JAKARTA – Kebijakan bekerja dari rumah atau Work From Home (WFH) yang diterapkan pada hari Jumat sempat digadang-gadang sebagai “peluru perak” untuk menekan tingkat polusi udara dan mengurai kemacetan parah di ibu kota. Namun, efektivitas langkah ini kini mulai dipertanyakan.

Berdasarkan evaluasi terbaru, seorang pengamat nilai WFH tiap Jumat belum signifikan hemat energi secara makro. Fakta di lapangan menunjukkan bahwa indikator konsumsi daya dan kualitas udara tidak menunjukkan perbaikan yang drastis seperti yang diekspektasikan pada awal perumusan kebijakan.

Lantas, apakah pembatasan hari kerja di kantor ini masih solusi yang relevan untuk diterapkan di Jakarta dan sekitarnya?

Beban Energi Hanya Bergeser, Bukan Berkurang

Kritik utama dari para ahli tata kota dan lingkungan berpusat pada fenomena perpindahan beban energi. Ketika ratusan ribu pekerja tidak datang ke kawasan pusat bisnis (CBD), konsumsi listrik di gedung-gedung perkantoran memang menurun. Namun, daya tersebut rupanya hanya berpindah ke kawasan permukiman dan wilayah penyangga (Bodetabek).

“Kita melihat adanya ilusi penghematan. Ketika WFH diberlakukan, penggunaan pendingin ruangan (AC), perangkat elektronik, dan lampu menyala serentak di ratusan ribu rumah sepanjang hari. Secara agregat, pengamat nilai WFH tiap Jumat belum signifikan hemat energi karena pembakaran energi fosil di pembangkit listrik tetap berjalan dengan kapasitas yang hampir sama,” ungkap salah satu pengamat perkotaan merespons data tersebut.

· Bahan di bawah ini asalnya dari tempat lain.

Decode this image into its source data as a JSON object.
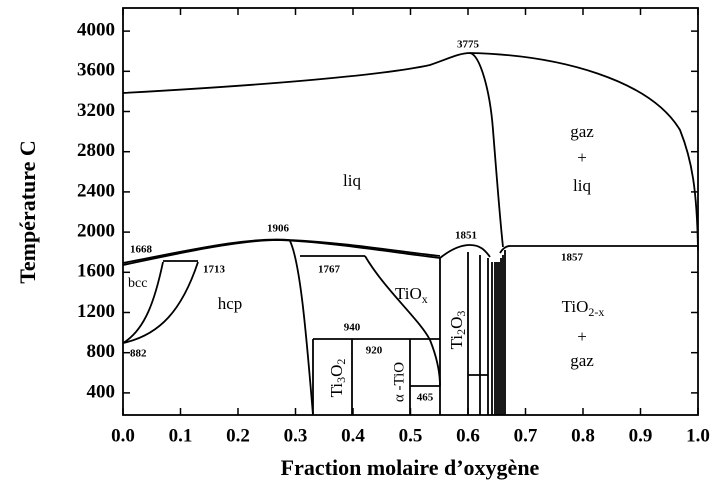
{
  "chart_data": {
    "type": "phase_diagram",
    "xlabel": "Fraction molaire d’oxygène",
    "ylabel": "Température  C",
    "xlim": [
      0,
      1
    ],
    "ylim": [
      180,
      4230
    ],
    "xticks": [
      {
        "value": 0,
        "label": "0.0"
      },
      {
        "value": 0.1,
        "label": "0.1"
      },
      {
        "value": 0.2,
        "label": "0.2"
      },
      {
        "value": 0.3,
        "label": "0.3"
      },
      {
        "value": 0.4,
        "label": "0.4"
      },
      {
        "value": 0.5,
        "label": "0.5"
      },
      {
        "value": 0.6,
        "label": "0.6"
      },
      {
        "value": 0.7,
        "label": "0.7"
      },
      {
        "value": 0.8,
        "label": "0.8"
      },
      {
        "value": 0.9,
        "label": "0.9"
      },
      {
        "value": 1,
        "label": "1.0"
      }
    ],
    "yticks": [
      400,
      800,
      1200,
      1600,
      2000,
      2400,
      2800,
      3200,
      3600,
      4000
    ],
    "temperature_labels": [
      3775,
      1906,
      1668,
      1713,
      1767,
      1851,
      1857,
      940,
      920,
      882,
      465
    ],
    "phase_labels": {
      "liq": "liq",
      "gaz_liq": [
        "gaz",
        "+",
        "liq"
      ],
      "bcc": "bcc",
      "hcp": "hcp",
      "tiox": {
        "base": "TiO",
        "sub": "x"
      },
      "ti2o3": {
        "a": "Ti",
        "b": "2",
        "c": "O",
        "d": "3"
      },
      "ti3o2": {
        "a": "Ti",
        "b": "3",
        "c": "O",
        "d": "2"
      },
      "atio": "α -TiO",
      "tio2x": {
        "base": "TiO",
        "sub": "2-x"
      },
      "tio2x_gaz": [
        "+",
        "gaz"
      ]
    }
  }
}
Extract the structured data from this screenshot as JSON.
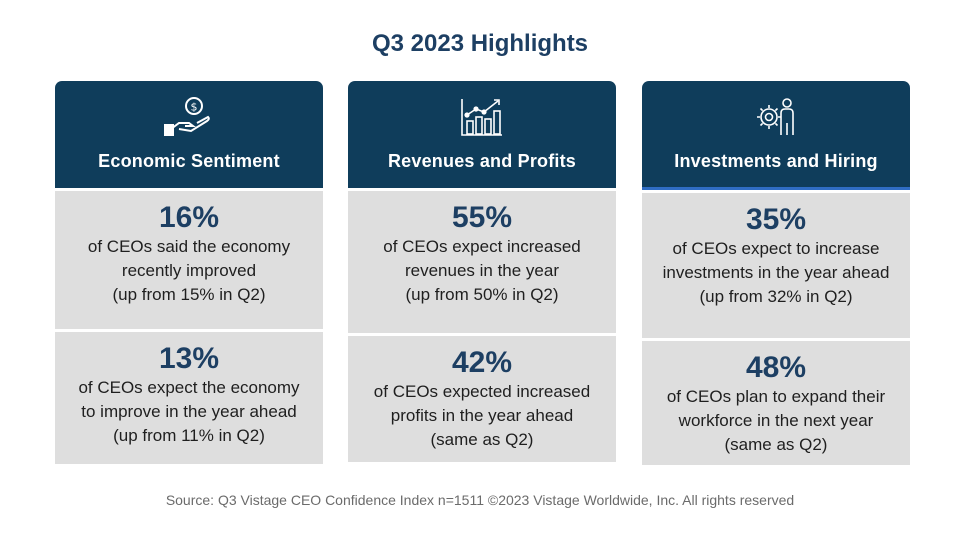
{
  "title": "Q3 2023 Highlights",
  "columns": [
    {
      "icon": "money-hand-icon",
      "heading": "Economic Sentiment",
      "stats": [
        {
          "value": "16%",
          "lines": [
            "of CEOs said the economy",
            "recently improved",
            "(up from 15% in Q2)"
          ]
        },
        {
          "value": "13%",
          "lines": [
            "of CEOs expect the economy",
            "to improve in the year ahead",
            "(up from 11% in Q2)"
          ]
        }
      ]
    },
    {
      "icon": "growth-chart-icon",
      "heading": "Revenues and Profits",
      "stats": [
        {
          "value": "55%",
          "lines": [
            "of CEOs expect increased",
            "revenues in the year",
            "(up from 50% in Q2)"
          ]
        },
        {
          "value": "42%",
          "lines": [
            "of CEOs expected increased",
            "profits in the year ahead",
            "(same as Q2)"
          ]
        }
      ]
    },
    {
      "icon": "gear-person-icon",
      "heading": "Investments and Hiring",
      "stats": [
        {
          "value": "35%",
          "lines": [
            "of CEOs expect to increase",
            "investments in the year ahead",
            "(up from 32% in Q2)"
          ]
        },
        {
          "value": "48%",
          "lines": [
            "of CEOs plan to expand their",
            "workforce in the next year",
            "(same as Q2)"
          ]
        }
      ]
    }
  ],
  "footer": "Source: Q3 Vistage CEO Confidence Index n=1511 ©2023 Vistage Worldwide, Inc. All rights reserved",
  "colors": {
    "header_bg": "#0f3d5b",
    "panel_bg": "#dedede",
    "accent_text": "#1d3f63"
  }
}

Mobilitas “Balas Dendam” di Jumat Malam

Selain masalah pergeseran beban listrik, efektivitas penurunan emisi gas buang dari kendaraan bermotor juga dipertanyakan. Meski volume lalu lintas di Jumat pagi cenderung melandai, data mobilitas sering kali menunjukkan lonjakan tajam pada Jumat sore hingga malam hari.

Banyak pekerja yang memanfaatkan hari WFH untuk mempercepat persiapan libur akhir pekan, sehingga pergerakan kendaraan pribadi menuju pusat perbelanjaan, restoran, atau luar kota justru menciptakan kemacetan parah di titik-titik baru. Fenomena mobilitas “balas dendam” ini pada akhirnya mengeliminasi penghematan BBM yang terjadi di pagi harinya.

Mendorong Solusi Struktural, Bukan Sekadar WFH

Melihat rentetan anomali ini, kebijakan WFH seminggu sekali dipandang hanya sebagai obat pereda nyeri ( painkiller) sesaat, bukan solusi penyembuhan (cure). Agar efisiensi energi dan penurunan polusi benar-benar terwujud, pemerintah daerah dituntut untuk kembali fokus pada solusi struktural yang lebih permanen.

Beberapa intervensi yang dinilai masih solusi jitu dan harus dipercepat antara lain:

  1. Elektrifikasi Transportasi Publik: Memperbanyak armada bus dan angkutan pengumpan (feeder) berbasis listrik yang menjangkau langsung ke dalam area permukiman warga.

  2. Disinsentif Kendaraan Pribadi: Penerapan jalan berbayar elektronik (ERP) dan kenaikan tarif parkir progresif di pusat kota.

  3. Kawasan Berorientasi Transit (TOD): Mendorong pembangunan hunian vertikal yang terintegrasi langsung dengan stasiun MRT, LRT, maupun KRL untuk menekan kebutuhan mobilitas jarak jauh.

Kebijakan WFH hari Jumat mungkin tetap memberikan manfaat bagi keseimbangan kerja dan kehidupan ( work-life balance) para pegawai, namun jika target utamanya adalah menyelamatkan lingkungan ibu kota, pemerintah tampaknya harus memutar otak lebih keras lagi.